O mercado financeiro reagiu de forma imediata e agressiva à divulgação de áudios e mensagens atribuídos ao senador Flávio Bolsonaro em conversas com o banqueiro Daniel Vorcaro, dono do Banco Master. O dólar disparou mais de 2% e voltou a superar os R$ 5. O Ibovespa caiu forte e os juros futuros atingiram as máximas do dia após a publicação de reportagem envolvendo supostos repasses milionários para um filme sobre o ex-presidente Jair Bolsonaro. O furo de reportagem foi do site The Intercept Brasil.

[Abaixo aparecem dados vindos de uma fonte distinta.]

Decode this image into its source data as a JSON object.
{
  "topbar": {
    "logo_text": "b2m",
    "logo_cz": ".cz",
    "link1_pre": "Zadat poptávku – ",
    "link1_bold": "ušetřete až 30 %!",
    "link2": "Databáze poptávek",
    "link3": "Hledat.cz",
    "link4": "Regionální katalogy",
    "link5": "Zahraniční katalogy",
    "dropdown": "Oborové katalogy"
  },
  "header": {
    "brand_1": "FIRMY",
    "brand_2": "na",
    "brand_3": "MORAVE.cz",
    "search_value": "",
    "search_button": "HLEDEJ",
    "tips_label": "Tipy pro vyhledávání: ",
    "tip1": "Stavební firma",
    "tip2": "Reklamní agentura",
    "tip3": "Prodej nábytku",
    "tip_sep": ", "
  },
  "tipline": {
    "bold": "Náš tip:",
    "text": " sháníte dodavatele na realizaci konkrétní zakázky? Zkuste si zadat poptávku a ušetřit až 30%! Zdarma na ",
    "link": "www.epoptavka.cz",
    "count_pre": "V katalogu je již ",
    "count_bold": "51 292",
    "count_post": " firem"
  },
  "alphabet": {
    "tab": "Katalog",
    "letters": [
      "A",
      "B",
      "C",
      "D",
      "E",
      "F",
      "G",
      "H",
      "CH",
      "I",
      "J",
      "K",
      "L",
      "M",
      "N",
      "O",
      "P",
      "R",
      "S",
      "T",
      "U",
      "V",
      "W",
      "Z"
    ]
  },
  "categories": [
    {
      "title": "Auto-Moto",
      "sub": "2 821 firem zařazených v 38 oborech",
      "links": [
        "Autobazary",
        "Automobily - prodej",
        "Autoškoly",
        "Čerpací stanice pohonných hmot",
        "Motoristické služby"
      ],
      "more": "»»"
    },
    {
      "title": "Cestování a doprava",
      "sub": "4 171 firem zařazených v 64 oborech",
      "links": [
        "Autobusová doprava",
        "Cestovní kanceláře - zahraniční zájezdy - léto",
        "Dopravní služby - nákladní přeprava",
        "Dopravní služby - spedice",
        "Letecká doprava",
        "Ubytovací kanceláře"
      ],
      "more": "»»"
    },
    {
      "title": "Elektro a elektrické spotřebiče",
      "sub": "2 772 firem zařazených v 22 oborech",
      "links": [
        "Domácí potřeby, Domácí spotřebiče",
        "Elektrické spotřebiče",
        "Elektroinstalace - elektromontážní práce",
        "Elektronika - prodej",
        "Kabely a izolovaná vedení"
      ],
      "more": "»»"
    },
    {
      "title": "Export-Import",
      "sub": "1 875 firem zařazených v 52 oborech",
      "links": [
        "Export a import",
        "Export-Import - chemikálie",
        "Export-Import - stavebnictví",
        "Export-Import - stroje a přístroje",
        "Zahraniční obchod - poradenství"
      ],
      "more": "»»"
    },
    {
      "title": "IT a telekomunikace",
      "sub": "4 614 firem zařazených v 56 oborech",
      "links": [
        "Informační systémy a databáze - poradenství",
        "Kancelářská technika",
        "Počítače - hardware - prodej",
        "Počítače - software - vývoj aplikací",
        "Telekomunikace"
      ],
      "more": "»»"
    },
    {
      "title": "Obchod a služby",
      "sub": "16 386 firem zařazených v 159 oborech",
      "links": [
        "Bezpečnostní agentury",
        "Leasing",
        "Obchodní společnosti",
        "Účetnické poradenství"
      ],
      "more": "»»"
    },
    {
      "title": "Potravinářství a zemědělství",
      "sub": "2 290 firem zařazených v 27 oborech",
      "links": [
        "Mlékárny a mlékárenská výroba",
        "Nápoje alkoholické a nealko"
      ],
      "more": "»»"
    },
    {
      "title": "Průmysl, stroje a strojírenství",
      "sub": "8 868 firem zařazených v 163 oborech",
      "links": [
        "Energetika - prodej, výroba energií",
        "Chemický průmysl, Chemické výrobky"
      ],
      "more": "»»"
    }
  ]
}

Segundo a reportagem, ao menos US$ 10,6 milhões teriam sido pagos entre fevereiro e maio de 2025. Entre os trechos divulgados, Flávio afirma:
“Apesar de você ter dado a liberdade de a gente te cobrar, eu fico sem graça de ficar te cobrando. É porque está em um momento muito decisivo aqui do filme e, como tem muita parcela para trás, cara, está todo mundo tenso e fico preocupado com o efeito contrário com o que a gente sonhou para o filme.”
Em outra mensagem enviada a Vorcaro (im dia antes da prisão do banqueiro), o senador escreve:
“Irmão, estou e estarei contigo sempre, não tem meia conversa entre a gente. Só preciso que me dê uma luz!”
Por que importa: o episódio atinge diretamente uma pré-candidatura que vinha sendo observada pelo mercado como possível eixo de reorganização do campo bolsonarista para 2026.
A reação quase instantânea dos ativos mostra como o cenário político brasileiro permanece altamente sensível a crises de imagem, revelações financeiras e dúvidas sobre estabilidade institucional.
Nas entrelinhas: a movimentação do dólar, da Bolsa e da curva de juros deixa claro que investidores passaram a tratar a sucessão presidencial como variável central de risco econômico.
O caso representa um duplo golpe para Flávio Bolsonaro:
- político, pela exposição pública das conversas e da relação com o banqueiro;
- econômico, pela leitura do mercado de que o episódio aumenta incertezas em torno do ambiente eleitoral de 2026.
A reação também desmonta a percepção, comum em parte do debate político, de que os cenários presidenciais já estariam consolidados. Na prática, o episódio reforça uma das marcas da política brasileira contemporânea: candidaturas podem perder força rapidamente diante de crises inesperadas, investigações, vazamentos ou mudanças bruscas de humor do mercado.
O comportamento dos ativos nesta terça-feira foi um retrato disso. Bastou a revelação das mensagens para que o sistema financeiro reagisse como faz diante de cenários de aumento de instabilidade política: dólar em alta, Bolsa em queda e juros pressionados.